A question that non-technical people in the industry might be interested in: we see that there is a big difference between engines, language pairs, and verticals. Do you see this changing anytime soon? Will all engines be able to handle all languages in all domains? 

We see it moving in the opposite direction. Machine translation engines need access to data in order to work well for all domains and language pairs. Of course, you can collect some data from the Internet, or you can buy some data from companies like TAUS, but the most useful domain data belongs to specific companies which restrict access to outsiders. In fact, today, fewer and fewer companies are willing to share their data to train models for other companies.
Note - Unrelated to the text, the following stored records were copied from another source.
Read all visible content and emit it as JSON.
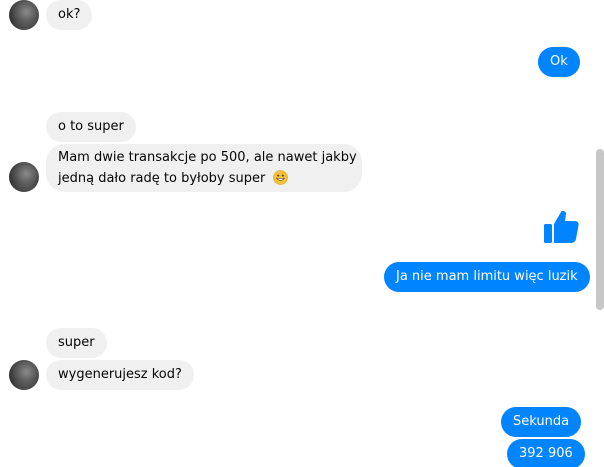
{
  "messages": [
    {
      "direction": "incoming",
      "text": "ok?"
    },
    {
      "direction": "outgoing",
      "text": "Ok"
    },
    {
      "direction": "incoming",
      "text": "o to super"
    },
    {
      "direction": "incoming",
      "text_line1": "Mam dwie transakcje po 500, ale nawet jakby",
      "text_line2": "jedną dało radę to byłoby super",
      "emoji_icon": "grinning-face-icon"
    },
    {
      "direction": "outgoing",
      "sticker_icon": "thumbs-up-icon"
    },
    {
      "direction": "outgoing",
      "text": "Ja nie mam limitu więc luzik"
    },
    {
      "direction": "incoming",
      "text": "super"
    },
    {
      "direction": "incoming",
      "text": "wygenerujesz kod?"
    },
    {
      "direction": "outgoing",
      "text": "Sekunda"
    },
    {
      "direction": "outgoing",
      "text": "392 906"
    }
  ],
  "colors": {
    "outgoing_bubble": "#0084ff",
    "incoming_bubble": "#f0f0f0",
    "thumbs_up": "#0084ff"
  }
}
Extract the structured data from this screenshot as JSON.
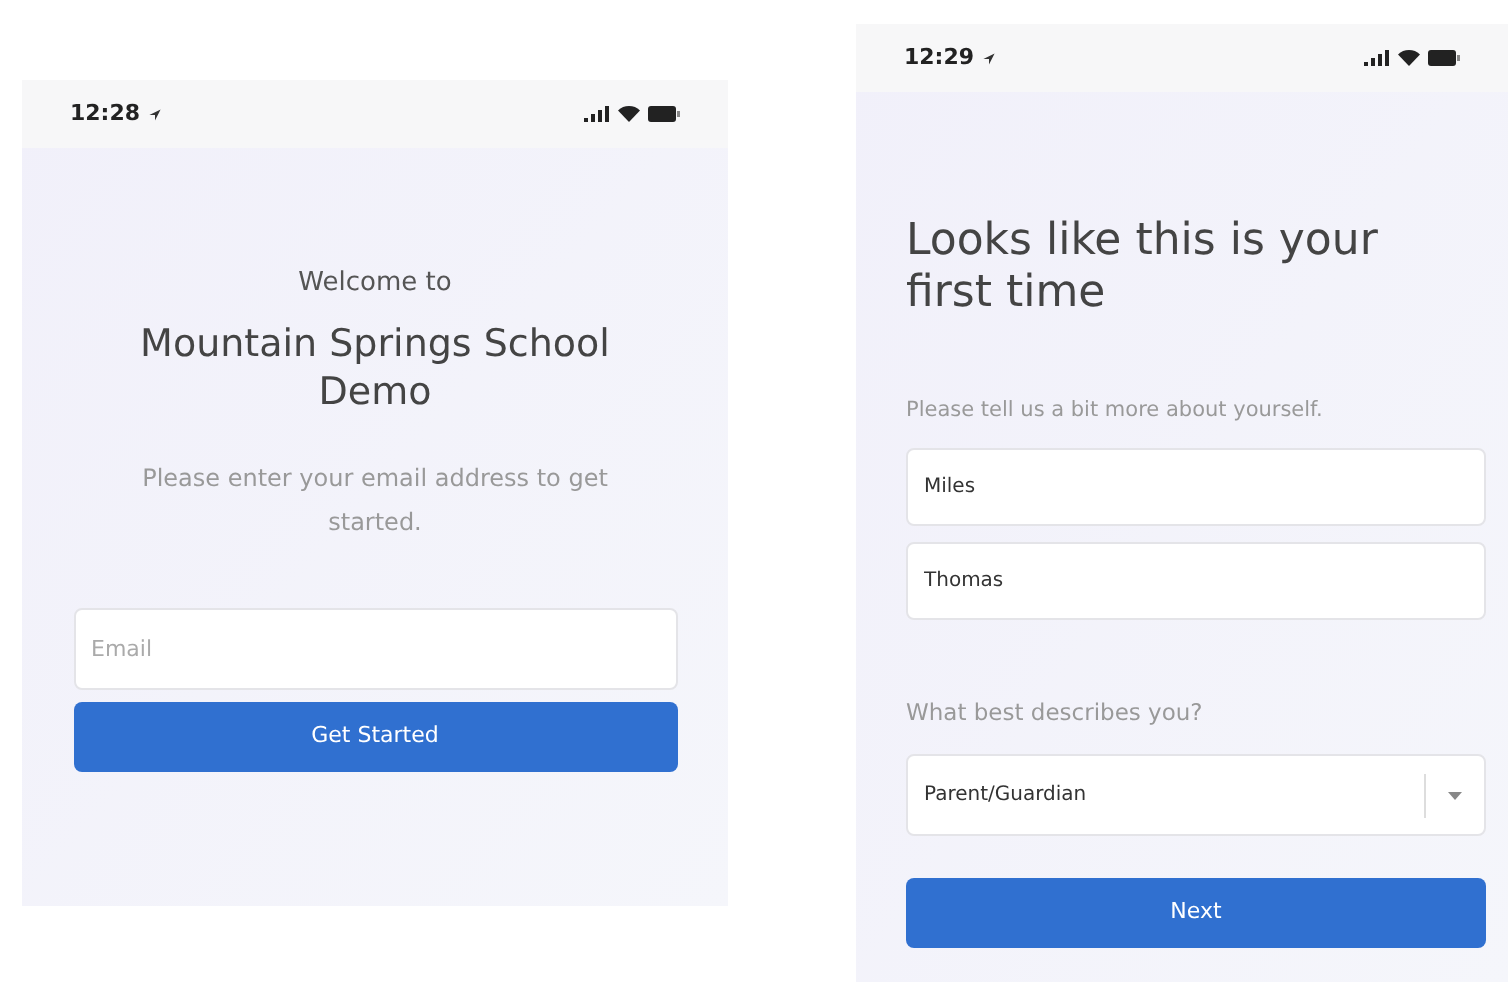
{
  "welcome_screen": {
    "status_time": "12:28",
    "greeting": "Welcome to",
    "title": "Mountain Springs School Demo",
    "prompt": "Please enter your email address to get started.",
    "email_field": {
      "placeholder": "Email"
    },
    "button": "Get Started"
  },
  "profile_screen": {
    "status_time": "12:29",
    "heading": "Looks like this is your first time",
    "prompt": "Please tell us a bit more about yourself.",
    "first_name_field": {
      "value": "Miles"
    },
    "last_name_field": {
      "value": "Thomas"
    },
    "role_label": "What best describes you?",
    "role_select": {
      "value": "Parent/Guardian"
    },
    "button": "Next"
  }
}
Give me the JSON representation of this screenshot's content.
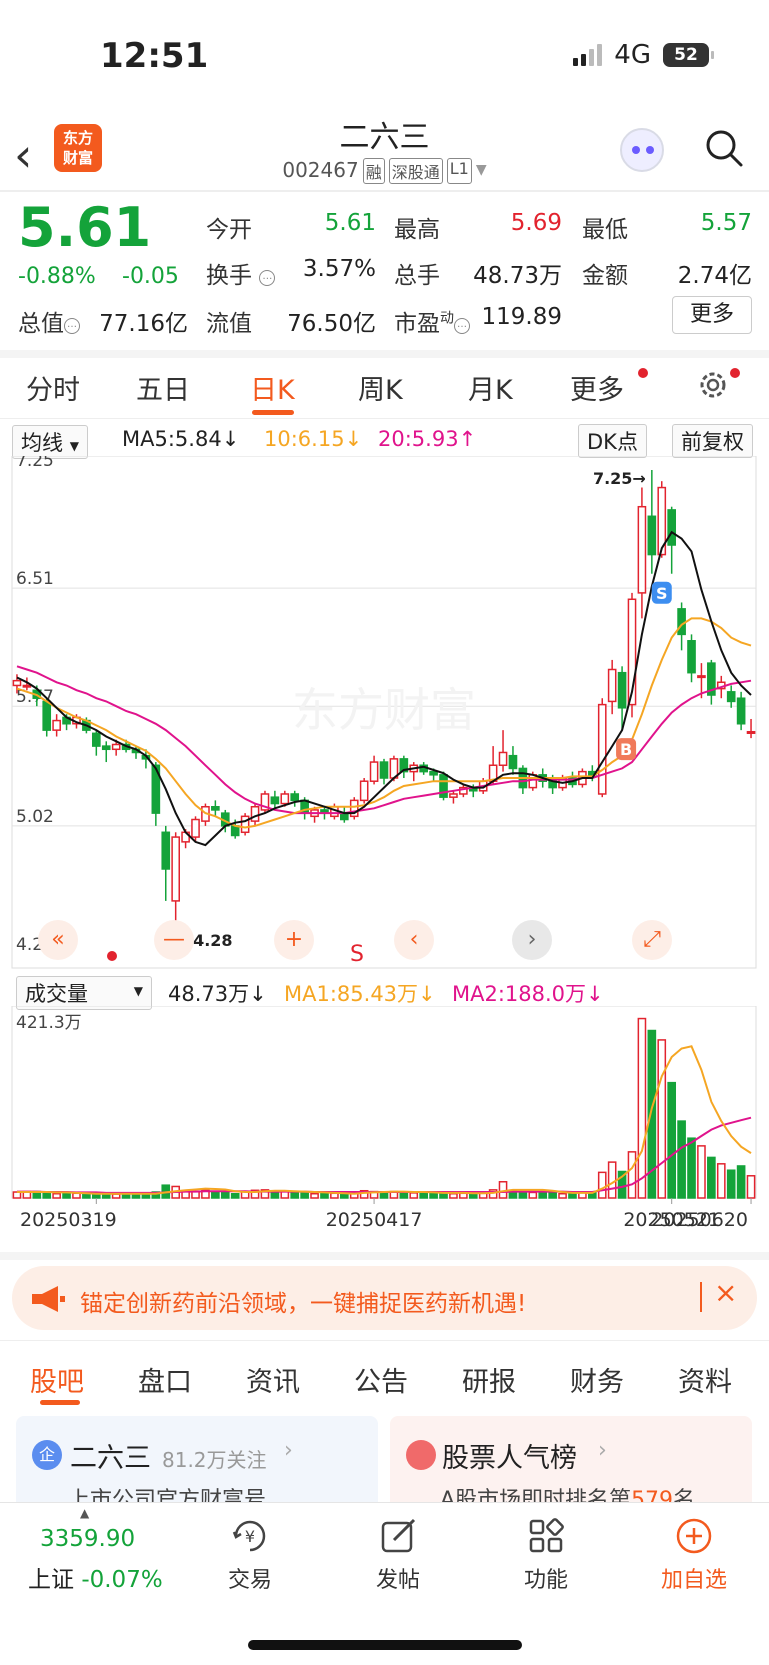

If you take the GDPR, for example, to use data for training, you need to store it somewhere, so it turns from being a data processor to the data controller, which is a hard thing to achieve. 

Also, if you’re a retail company and you’re providing your retail data to a machine translation provider to improve their engine for retail, you are basically helping your competitors in the retail industry! Therefore, we don’t see much interest in providers getting all the data in the world to train the best model for every language domain. 

Simply training on data is not enough – you also need to improve engines based on customer feedback. We provide tons of this feedback to different machine translation providers based on our experiences. Every MT engine is improving through feedback from the companies who use it, and there are different companies for different engines, so they’re moving in different directions. A machine translation engine might be good for legal content but not as good for colloquial content, and vice versa, which widens the gap.